Shadow (Touched by the Fae 2)
Page 72
I know that look. That expression. How many guys looked at me just the same way when I was younger? The older boys in the group homes while I was still in the system, and the rich kids at Acorn Falls who thought I might be a good time when I first moved to the Everetts.
That’s lust splayed across his face, a desire to get his hands on me, to take everything I have to offer—and then some.
He wants a touch. He wants my strength. My power. My soul.
My life.
He wants me to be his mate.
And he won’t take no for an answer.
He hasn’t mentioned how far he’s willing to go to get me to agree to being with him. Not this time, at least. The Light Fae doesn’t have to. Without his glamour tricking me into thinking that this mythical, ruthless killer is charming and kind, I remember who exactly Rys is.
The golden fae—the monster I’ve spent so long running from—who killed my sister because she was in his way and, well, because he could. However he’s tried to make amends for something
that would never have seemed important to a fae, it doesn’t really matter.
Not to me.
Rys is no better than the Dark Fae that let Carolina die.
I shudder. Can’t help it. Thinking about Lina hurts too damn much. It’s too fresh. I can’t stop remembering the way she was crumpled on the floor, her dark hair fanned out over her face like a mockery of a shroud. Even the way her necklace spilled on top of a chest that was horribly still.
Her nail—
Iron.
Hope slams into me as an idea begins to form. Before he can move away from the grave marker, I reach inside of my sweatshirt, yanking out the nail knotted on the middle of the leather string around my neck.
Rys laughs. Instead of that light, lyrical laugh that floats on the air, this one grates on my nerves like fingernails down a chalkboard. I wince, but I refuse to drop the string. Instead, as if it’s a crucifix and Rys a demon, I wield it in front of me, warning him back.
The laugh should have been my first clue that it wasn’t working like I hoped.

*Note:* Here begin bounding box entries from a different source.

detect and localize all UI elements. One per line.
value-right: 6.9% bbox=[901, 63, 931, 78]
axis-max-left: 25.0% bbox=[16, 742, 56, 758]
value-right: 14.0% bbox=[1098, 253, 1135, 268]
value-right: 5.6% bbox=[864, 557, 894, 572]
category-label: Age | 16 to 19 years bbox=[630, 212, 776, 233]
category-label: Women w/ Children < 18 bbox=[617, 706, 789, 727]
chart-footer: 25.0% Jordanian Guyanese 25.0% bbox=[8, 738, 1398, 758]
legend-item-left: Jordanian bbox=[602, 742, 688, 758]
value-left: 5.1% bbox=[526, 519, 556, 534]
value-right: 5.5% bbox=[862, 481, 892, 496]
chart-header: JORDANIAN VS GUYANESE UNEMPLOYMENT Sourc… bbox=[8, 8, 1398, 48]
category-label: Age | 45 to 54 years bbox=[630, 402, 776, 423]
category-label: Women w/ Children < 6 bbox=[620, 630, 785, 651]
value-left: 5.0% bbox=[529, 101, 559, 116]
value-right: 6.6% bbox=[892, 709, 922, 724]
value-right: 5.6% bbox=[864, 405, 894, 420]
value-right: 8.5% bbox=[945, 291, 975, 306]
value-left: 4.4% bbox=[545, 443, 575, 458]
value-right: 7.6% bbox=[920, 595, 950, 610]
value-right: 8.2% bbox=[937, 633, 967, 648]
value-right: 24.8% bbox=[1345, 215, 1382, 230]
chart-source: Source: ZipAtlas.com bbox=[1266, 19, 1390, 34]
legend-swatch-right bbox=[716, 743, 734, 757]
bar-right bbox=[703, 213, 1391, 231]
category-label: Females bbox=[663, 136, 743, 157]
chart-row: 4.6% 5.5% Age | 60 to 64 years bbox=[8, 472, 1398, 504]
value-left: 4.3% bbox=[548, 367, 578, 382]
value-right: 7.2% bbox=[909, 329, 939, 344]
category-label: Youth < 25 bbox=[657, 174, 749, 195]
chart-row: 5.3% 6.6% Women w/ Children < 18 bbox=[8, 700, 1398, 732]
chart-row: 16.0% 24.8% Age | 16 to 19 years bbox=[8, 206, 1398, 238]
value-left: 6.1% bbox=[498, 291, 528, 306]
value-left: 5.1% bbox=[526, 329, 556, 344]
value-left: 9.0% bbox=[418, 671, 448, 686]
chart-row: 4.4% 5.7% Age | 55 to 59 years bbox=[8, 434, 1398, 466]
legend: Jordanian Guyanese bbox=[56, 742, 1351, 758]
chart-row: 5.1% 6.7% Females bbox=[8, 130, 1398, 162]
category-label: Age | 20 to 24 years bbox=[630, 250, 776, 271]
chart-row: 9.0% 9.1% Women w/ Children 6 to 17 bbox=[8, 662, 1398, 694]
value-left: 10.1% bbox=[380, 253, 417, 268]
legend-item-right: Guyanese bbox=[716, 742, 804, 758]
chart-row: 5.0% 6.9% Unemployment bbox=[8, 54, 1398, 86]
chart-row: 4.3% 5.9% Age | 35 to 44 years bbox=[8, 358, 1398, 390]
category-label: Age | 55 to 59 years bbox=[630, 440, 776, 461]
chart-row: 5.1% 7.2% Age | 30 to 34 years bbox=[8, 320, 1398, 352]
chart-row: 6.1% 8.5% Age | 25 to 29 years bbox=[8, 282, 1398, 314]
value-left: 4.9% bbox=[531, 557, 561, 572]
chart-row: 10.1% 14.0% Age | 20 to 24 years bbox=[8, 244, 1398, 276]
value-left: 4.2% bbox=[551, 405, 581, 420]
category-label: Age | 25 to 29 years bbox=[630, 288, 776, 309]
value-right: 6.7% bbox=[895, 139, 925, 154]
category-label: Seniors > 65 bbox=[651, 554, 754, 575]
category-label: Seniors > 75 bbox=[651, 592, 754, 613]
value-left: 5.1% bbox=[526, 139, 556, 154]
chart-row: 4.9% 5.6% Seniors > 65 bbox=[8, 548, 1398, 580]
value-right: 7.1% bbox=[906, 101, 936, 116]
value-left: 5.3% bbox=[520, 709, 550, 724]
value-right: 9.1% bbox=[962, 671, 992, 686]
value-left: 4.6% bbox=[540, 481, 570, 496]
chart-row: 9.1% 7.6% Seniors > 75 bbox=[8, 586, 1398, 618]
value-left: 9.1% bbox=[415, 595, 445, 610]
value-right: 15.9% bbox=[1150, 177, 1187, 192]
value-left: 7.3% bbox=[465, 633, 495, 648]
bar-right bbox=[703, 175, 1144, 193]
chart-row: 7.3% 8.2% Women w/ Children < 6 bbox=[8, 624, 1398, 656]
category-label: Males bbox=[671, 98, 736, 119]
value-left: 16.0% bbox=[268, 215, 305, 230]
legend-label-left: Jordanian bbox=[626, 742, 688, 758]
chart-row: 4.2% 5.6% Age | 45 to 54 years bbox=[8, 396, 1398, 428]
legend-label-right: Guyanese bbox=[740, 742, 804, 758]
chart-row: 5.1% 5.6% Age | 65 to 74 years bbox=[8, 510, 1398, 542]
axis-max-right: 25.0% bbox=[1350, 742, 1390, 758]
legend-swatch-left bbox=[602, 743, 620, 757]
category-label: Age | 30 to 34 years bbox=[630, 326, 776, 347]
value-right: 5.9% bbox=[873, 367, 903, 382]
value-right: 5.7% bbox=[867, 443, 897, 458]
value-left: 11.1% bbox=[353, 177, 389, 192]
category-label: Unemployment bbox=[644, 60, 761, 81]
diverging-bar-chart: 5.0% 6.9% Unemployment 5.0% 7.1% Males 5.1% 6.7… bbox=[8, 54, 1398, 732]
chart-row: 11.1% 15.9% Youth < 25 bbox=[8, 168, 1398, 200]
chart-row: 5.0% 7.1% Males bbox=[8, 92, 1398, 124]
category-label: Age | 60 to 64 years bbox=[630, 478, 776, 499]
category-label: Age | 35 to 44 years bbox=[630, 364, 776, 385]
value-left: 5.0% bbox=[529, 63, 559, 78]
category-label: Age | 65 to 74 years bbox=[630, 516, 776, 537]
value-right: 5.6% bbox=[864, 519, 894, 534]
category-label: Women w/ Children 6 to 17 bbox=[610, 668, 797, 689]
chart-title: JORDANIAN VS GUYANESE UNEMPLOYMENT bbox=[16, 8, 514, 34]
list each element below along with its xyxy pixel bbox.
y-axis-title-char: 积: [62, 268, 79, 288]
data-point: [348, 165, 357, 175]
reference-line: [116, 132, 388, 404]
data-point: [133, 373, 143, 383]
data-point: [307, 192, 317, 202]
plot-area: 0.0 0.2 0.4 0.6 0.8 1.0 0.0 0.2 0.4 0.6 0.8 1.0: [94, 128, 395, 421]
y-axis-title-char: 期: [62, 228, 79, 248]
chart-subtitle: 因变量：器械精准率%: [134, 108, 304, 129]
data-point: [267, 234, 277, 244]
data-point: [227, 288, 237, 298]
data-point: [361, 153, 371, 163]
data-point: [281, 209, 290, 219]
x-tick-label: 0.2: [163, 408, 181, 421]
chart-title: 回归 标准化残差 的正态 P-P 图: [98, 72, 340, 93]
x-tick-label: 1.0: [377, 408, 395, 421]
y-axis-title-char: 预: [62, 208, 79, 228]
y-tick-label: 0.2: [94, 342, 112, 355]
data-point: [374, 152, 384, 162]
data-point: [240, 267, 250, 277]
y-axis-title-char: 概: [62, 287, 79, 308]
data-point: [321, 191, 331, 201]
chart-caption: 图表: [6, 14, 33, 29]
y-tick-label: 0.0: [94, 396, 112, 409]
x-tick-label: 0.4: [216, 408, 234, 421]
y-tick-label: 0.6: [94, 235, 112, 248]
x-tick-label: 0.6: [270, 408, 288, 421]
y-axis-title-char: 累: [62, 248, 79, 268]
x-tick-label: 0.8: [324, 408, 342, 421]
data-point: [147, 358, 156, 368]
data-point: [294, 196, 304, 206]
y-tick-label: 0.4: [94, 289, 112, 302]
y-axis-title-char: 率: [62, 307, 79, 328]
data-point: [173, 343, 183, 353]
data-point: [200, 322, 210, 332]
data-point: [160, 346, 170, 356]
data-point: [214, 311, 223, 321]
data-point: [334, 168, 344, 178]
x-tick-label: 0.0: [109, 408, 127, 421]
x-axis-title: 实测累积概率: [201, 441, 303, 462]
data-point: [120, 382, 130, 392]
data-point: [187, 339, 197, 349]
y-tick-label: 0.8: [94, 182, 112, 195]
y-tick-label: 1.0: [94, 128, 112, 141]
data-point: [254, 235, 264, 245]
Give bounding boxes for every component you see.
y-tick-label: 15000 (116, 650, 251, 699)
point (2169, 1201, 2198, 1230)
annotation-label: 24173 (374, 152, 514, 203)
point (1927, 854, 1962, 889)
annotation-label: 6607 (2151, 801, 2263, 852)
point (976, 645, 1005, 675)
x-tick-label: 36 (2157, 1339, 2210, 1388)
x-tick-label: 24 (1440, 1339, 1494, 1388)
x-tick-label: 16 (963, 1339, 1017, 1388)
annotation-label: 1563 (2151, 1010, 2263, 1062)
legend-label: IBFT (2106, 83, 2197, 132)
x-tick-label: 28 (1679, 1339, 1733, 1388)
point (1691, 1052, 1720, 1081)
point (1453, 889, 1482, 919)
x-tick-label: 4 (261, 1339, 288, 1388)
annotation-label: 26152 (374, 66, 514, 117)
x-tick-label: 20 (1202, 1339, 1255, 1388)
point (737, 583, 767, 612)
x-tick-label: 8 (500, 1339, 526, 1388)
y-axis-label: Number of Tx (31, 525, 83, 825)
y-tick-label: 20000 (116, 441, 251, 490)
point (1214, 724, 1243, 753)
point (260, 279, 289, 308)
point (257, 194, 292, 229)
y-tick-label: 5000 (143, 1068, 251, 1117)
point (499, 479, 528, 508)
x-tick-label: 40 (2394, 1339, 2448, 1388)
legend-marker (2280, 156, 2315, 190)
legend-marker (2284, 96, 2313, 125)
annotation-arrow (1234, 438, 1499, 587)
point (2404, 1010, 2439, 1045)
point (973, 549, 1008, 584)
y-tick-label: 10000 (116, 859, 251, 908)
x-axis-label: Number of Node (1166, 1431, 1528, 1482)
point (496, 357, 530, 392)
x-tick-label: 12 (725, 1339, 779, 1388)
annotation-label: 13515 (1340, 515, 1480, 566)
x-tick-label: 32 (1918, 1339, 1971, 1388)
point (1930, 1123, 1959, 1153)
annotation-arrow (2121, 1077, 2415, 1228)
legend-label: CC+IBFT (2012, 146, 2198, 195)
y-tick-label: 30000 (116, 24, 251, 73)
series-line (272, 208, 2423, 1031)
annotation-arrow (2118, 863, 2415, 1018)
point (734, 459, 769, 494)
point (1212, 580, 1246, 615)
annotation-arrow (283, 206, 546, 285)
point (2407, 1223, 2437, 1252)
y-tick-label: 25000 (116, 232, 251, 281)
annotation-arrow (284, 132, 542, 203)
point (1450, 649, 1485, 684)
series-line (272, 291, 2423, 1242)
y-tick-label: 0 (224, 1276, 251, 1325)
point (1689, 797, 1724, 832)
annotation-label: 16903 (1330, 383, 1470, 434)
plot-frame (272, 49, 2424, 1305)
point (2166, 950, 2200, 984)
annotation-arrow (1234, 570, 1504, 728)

Rys narrows his brilliant gaze at me. A feral grin splits his lips. “Oh, how quaint. So someone has clued you in to the power of iron?” Laughing to himself, he takes another step toward me. “Pity that small trinket isn’t strong enough to stop me from taking what’s mine. I grow tired of playing nice. I won’t command you. But it’s time for us to go.”
He reaches out for me.
I almost lose my damn mind.
“You can’t touch me,” I say, the sudden wave of panic slamming into me, making my voice low and rough. I forget all about the iron nail as I fold my fists, drawing them up inside the sleeves of my hoodie. “You’ll burn your hands if you do.”
“And won’t that be fair? After all, I did do the same to you once. It was necessary to erase Nine’s mark. Once I claimed you as mine, I couldn’t let my ffrindau wear a Cursed One’s brand. I never thought it would damage you as much as it did, though. That would be your human side, I suppose. Anyway, all that to say that I’ve thought it over. I caused you to burn once and didn’t even claim my mate. This time, if it means you’re mine, Riley, I’ll gladly feel the fire.” His lips curve, the points of his teeth almost as bad as the points on his ears. “I’ll heal, but the pain will be worth it for all the pleasure we’ll share, my love.”
He’s serious. He means it.
He’s going to touch me.
“Don’t do that,” I plead. It’s barely a whisper. I hate how close I am to begging, but Rys is advancing and it’s too late to run, and his fingers are too, too close. “I’ll hate you forever. Just… go away. Leave me alone. You love me? Prove it. Don’t steal a touch.”
“You’ve left me no choice. Don’t fret, though. It will be fine and, in enough time, I know you’ll forgive me. After all, a long life shared with me is far better than the alternative.”
I gulp, my mind racing, trying to come up with some way to get away from him before I can’t. Carolina’s nail was a joke. He’s still gliding closer and it’s like my sneakers are rooted to the grave soil.
“What’s the alternative?”
“Oh, Riley. If the queen stops toying with you, you won’t even have a life at all.”
Why did I ask him that? I had to know what his answer would be.